Background: Negative symptoms are among the most chronic symptoms of schizophrenia. Even with the advent of atypical antipsychotic drugs, negative symptoms remain mostly refractory to treatment. It has been proposed that selective serotonin reuptake inhibitor (SSRI) augmentation therapy in schizophrenia could provide a greater relief of these symptoms. Published studies, however promising, have produced conflicting results.

Objective: To overcome this discrepancy in results, we performed a meta-analysis of studies assessing SSRI add-on therapy for the negative symptoms of schizophrenia.

Data Sources and Study Selection: A search was performed using the computerized search engines PsycINFO, PubMed (MEDLINE), and Current Contents. Keywords used were schizophrenia and (for SSRI) sertraline, citalopram, paroxetine, fluoxetine, and fluvoxamine. Hand search of published review articles as well as cross-referencing were carried out, too. Pharmaceutical companies were also contacted. Studies were retained if (1) SSRI add-on therapy was compared with antipsychotic monotherapy among schizophrenia-spectrum disorder patients; (2) the clinical trial was randomized, double-blind, placebo-controlled with parallel-arm design; (3) negative symptoms were assessed with the Scale for the Assessment of Negative Symptoms or the Positive and Negative Syndrome Scale-negative subscale.

Data Extraction: With a consensus, authors (A.A.S. and S.P.) extracted and checked the data independently on the basis of predetermined exclusion and inclusion criteria. Effect size estimates were calculated using Comprehensive Meta-Analysis software.

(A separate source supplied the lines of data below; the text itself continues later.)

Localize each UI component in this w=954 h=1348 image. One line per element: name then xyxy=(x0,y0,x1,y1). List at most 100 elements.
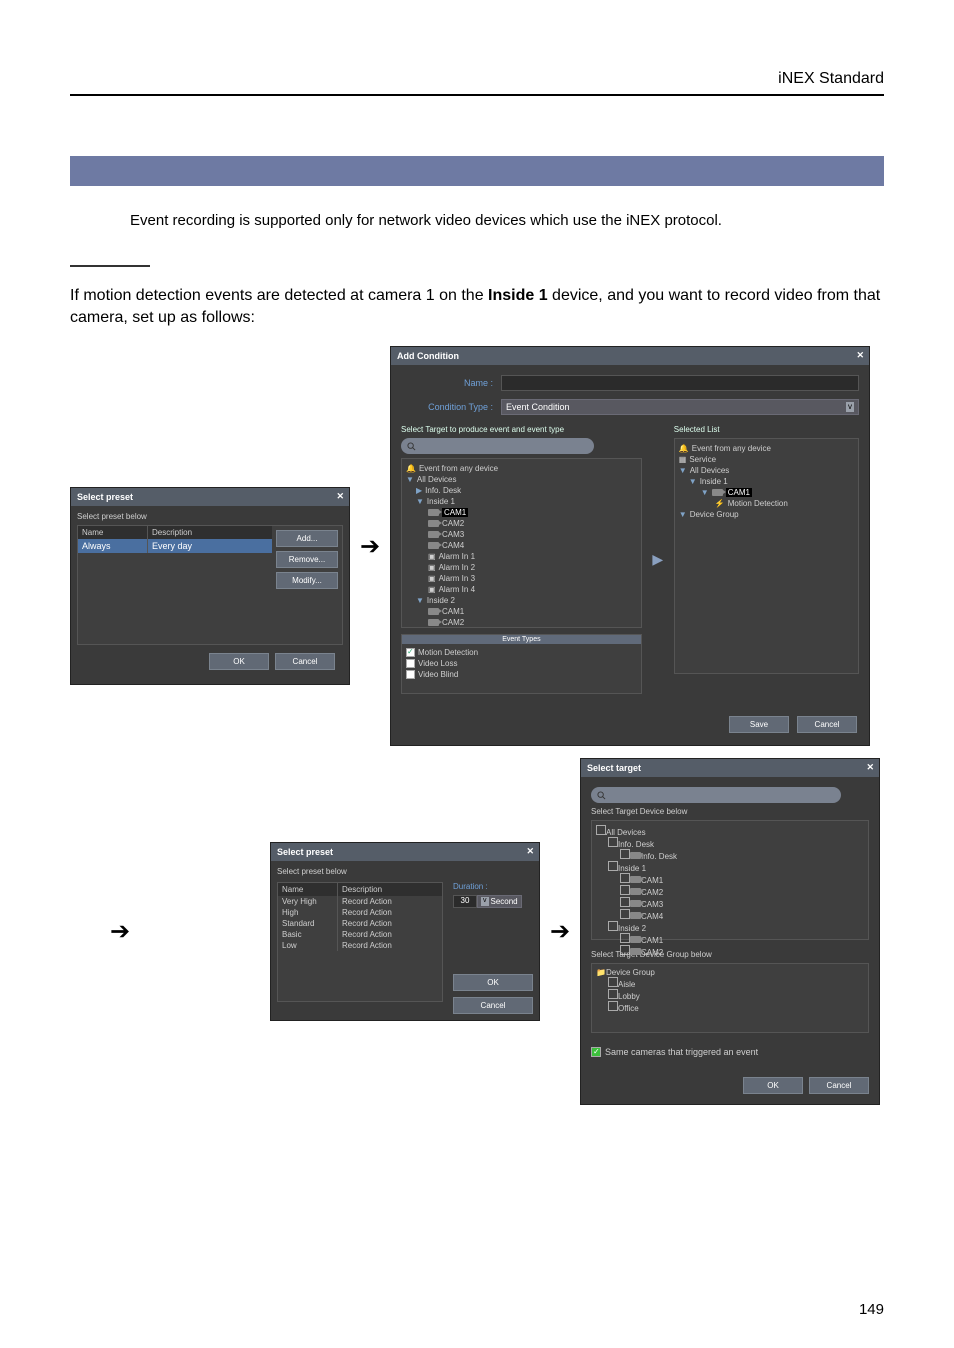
addcond-right-tree[interactable]: 🔔Event from any device ▦Service ▼All Dev… xyxy=(674,438,859,674)
checkbox[interactable] xyxy=(406,648,415,657)
expand-icon: ▼ xyxy=(679,510,687,519)
ok-button[interactable]: OK xyxy=(453,974,533,991)
preset1-row-name: Always xyxy=(78,539,148,553)
close-icon[interactable]: ✕ xyxy=(526,846,534,857)
tree-item: CAM1 xyxy=(641,876,663,885)
save-button[interactable]: Save xyxy=(729,716,789,733)
remove-button[interactable]: Remove... xyxy=(276,551,338,568)
events-head: Event Types xyxy=(402,635,641,644)
cancel-button[interactable]: Cancel xyxy=(453,997,533,1014)
row-name: High xyxy=(278,907,338,918)
close-icon[interactable]: ✕ xyxy=(856,350,864,361)
preset1-col-name: Name xyxy=(78,526,148,539)
checkbox[interactable] xyxy=(608,861,618,871)
checkbox[interactable] xyxy=(620,933,630,943)
example-intro: If motion detection events are detected … xyxy=(70,285,884,328)
seltarget-title: Select target ✕ xyxy=(581,759,879,777)
section-bar xyxy=(70,156,884,186)
preset1-col-desc: Description xyxy=(148,526,272,539)
camera-icon xyxy=(428,520,439,527)
preset2-list[interactable]: Name Description Very HighRecord Action … xyxy=(277,882,443,1002)
seltarget-tree[interactable]: All Devices Info. Desk Info. Desk Inside… xyxy=(591,820,869,940)
tree-item: Device Group xyxy=(690,510,739,519)
chevron-down-icon: v xyxy=(846,402,854,412)
cancel-button[interactable]: Cancel xyxy=(275,653,335,670)
note-text: Event recording is supported only for ne… xyxy=(70,212,884,229)
cancel-button[interactable]: Cancel xyxy=(809,1077,869,1094)
row-name: Basic xyxy=(278,929,338,940)
checkbox[interactable] xyxy=(608,837,618,847)
checkbox[interactable] xyxy=(406,659,415,668)
modify-button[interactable]: Modify... xyxy=(276,572,338,589)
addcond-type-select[interactable]: Event Condition v xyxy=(501,399,859,415)
list-item[interactable]: HighRecord Action xyxy=(278,907,442,918)
preset2-title-text: Select preset xyxy=(277,847,333,857)
select-preset-action-dialog: Select preset ✕ Select preset below Name… xyxy=(270,842,540,1021)
arrow-icon: ➔ xyxy=(70,917,170,946)
intro-bold: Inside 1 xyxy=(488,287,548,304)
add-button[interactable]: Add... xyxy=(276,530,338,547)
camera-icon xyxy=(428,509,439,516)
cancel-button[interactable]: Cancel xyxy=(797,716,857,733)
select-preset-schedule-dialog: Select preset ✕ Select preset below Name… xyxy=(70,487,350,685)
close-icon[interactable]: ✕ xyxy=(866,762,874,773)
list-item[interactable]: LowRecord Action xyxy=(278,940,442,951)
checkbox[interactable] xyxy=(406,670,415,679)
select-target-dialog: Select target ✕ Select Target Device bel… xyxy=(580,758,880,1105)
seltarget-sub1: Select Target Device below xyxy=(591,807,869,816)
checkbox[interactable] xyxy=(620,873,630,883)
preset1-sub: Select preset below xyxy=(77,512,343,521)
camera-icon xyxy=(630,876,641,883)
tree-item: CAM2 xyxy=(442,519,464,528)
checkbox[interactable] xyxy=(620,897,630,907)
checkbox[interactable] xyxy=(608,977,618,987)
close-icon[interactable]: ✕ xyxy=(336,491,344,502)
checkbox[interactable] xyxy=(596,825,606,835)
expand-icon: ▼ xyxy=(416,596,424,605)
same-cameras-checkbox[interactable] xyxy=(591,1047,601,1057)
duration-unit-select[interactable]: v Second xyxy=(477,895,522,908)
tree-item: Event from any device xyxy=(419,464,498,473)
camera-icon xyxy=(712,489,723,496)
move-right-button[interactable]: ▶ xyxy=(650,425,666,694)
service-icon: ▦ xyxy=(679,455,687,464)
tree-item: Service xyxy=(689,455,716,464)
camera-icon xyxy=(428,531,439,538)
search-input[interactable] xyxy=(591,787,841,803)
list-item[interactable]: Very HighRecord Action xyxy=(278,896,442,907)
preset2-sub: Select preset below xyxy=(271,861,539,876)
event-motion: Motion Detection xyxy=(418,648,478,657)
checkbox[interactable] xyxy=(620,885,630,895)
arrow-icon: ➔ xyxy=(350,532,390,561)
list-item[interactable]: StandardRecord Action xyxy=(278,918,442,929)
seltarget-group[interactable]: 📁Device Group Aisle Lobby Office xyxy=(591,963,869,1033)
checkbox[interactable] xyxy=(608,1001,618,1011)
motion-icon: ⚡ xyxy=(715,499,725,508)
row-name: Standard xyxy=(278,918,338,929)
checkbox[interactable] xyxy=(608,989,618,999)
preset1-row[interactable]: Always Every day xyxy=(78,539,272,553)
addcond-left-tree[interactable]: 🔔Event from any device ▼All Devices ▶Inf… xyxy=(401,458,642,628)
search-input[interactable] xyxy=(401,438,594,454)
tree-item: Motion Detection xyxy=(728,499,788,508)
page-number: 149 xyxy=(859,1301,884,1318)
duration-value[interactable]: 30 xyxy=(453,895,477,908)
checkbox[interactable] xyxy=(620,849,630,859)
intro-pre: If motion detection events are detected … xyxy=(70,287,488,304)
addcond-name-input[interactable] xyxy=(501,375,859,391)
ok-button[interactable]: OK xyxy=(209,653,269,670)
alarm-icon: ▣ xyxy=(428,585,436,594)
event-vloss: Video Loss xyxy=(418,659,457,668)
expand-icon: ▼ xyxy=(701,488,709,497)
event-any-icon: 🔔 xyxy=(406,464,416,473)
checkbox[interactable] xyxy=(620,909,630,919)
event-vblind: Video Blind xyxy=(418,670,458,679)
ok-button[interactable]: OK xyxy=(743,1077,803,1094)
row-name: Very High xyxy=(278,896,338,907)
checkbox[interactable] xyxy=(608,921,618,931)
list-item[interactable]: BasicRecord Action xyxy=(278,929,442,940)
camera-icon xyxy=(630,948,641,955)
camera-icon xyxy=(428,608,439,615)
expand-icon: ▶ xyxy=(416,486,422,495)
header-product: iNEX Standard xyxy=(70,70,884,88)
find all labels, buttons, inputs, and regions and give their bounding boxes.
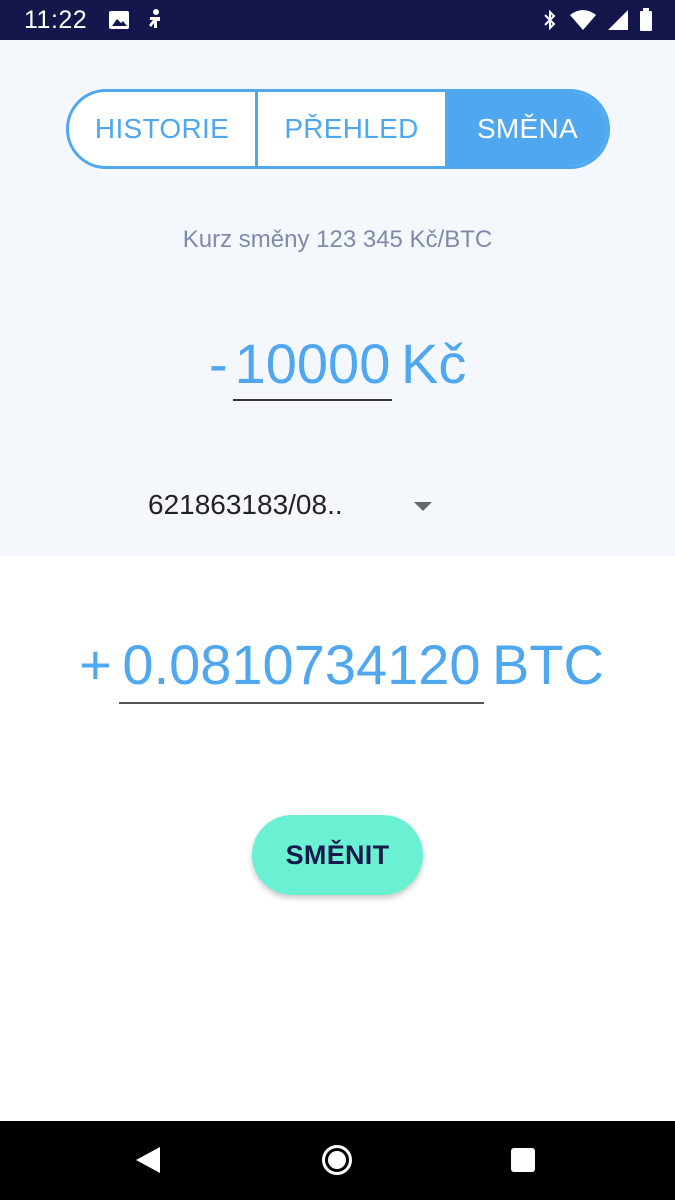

Data Synthesis: Eleven studies responded to our inclusion criteria. Within a random-effects model, a nonsignificant composite effect size estimate for (end point) negative symptoms was obtained (N = 393; adjusted Hedges’ g = 0.178; p = .191). However, when studies were divided according to severity of illness, a moderate and significant effect size emerged for the studies involving so-called “chronic patients” (N = 274; adjusted Hedges’ g = 0.386; p = .014).

Conclusion: The current meta-analysis provides no global support for an improvement in negative symptoms with SSRI augmentation therapy in schizophrenia.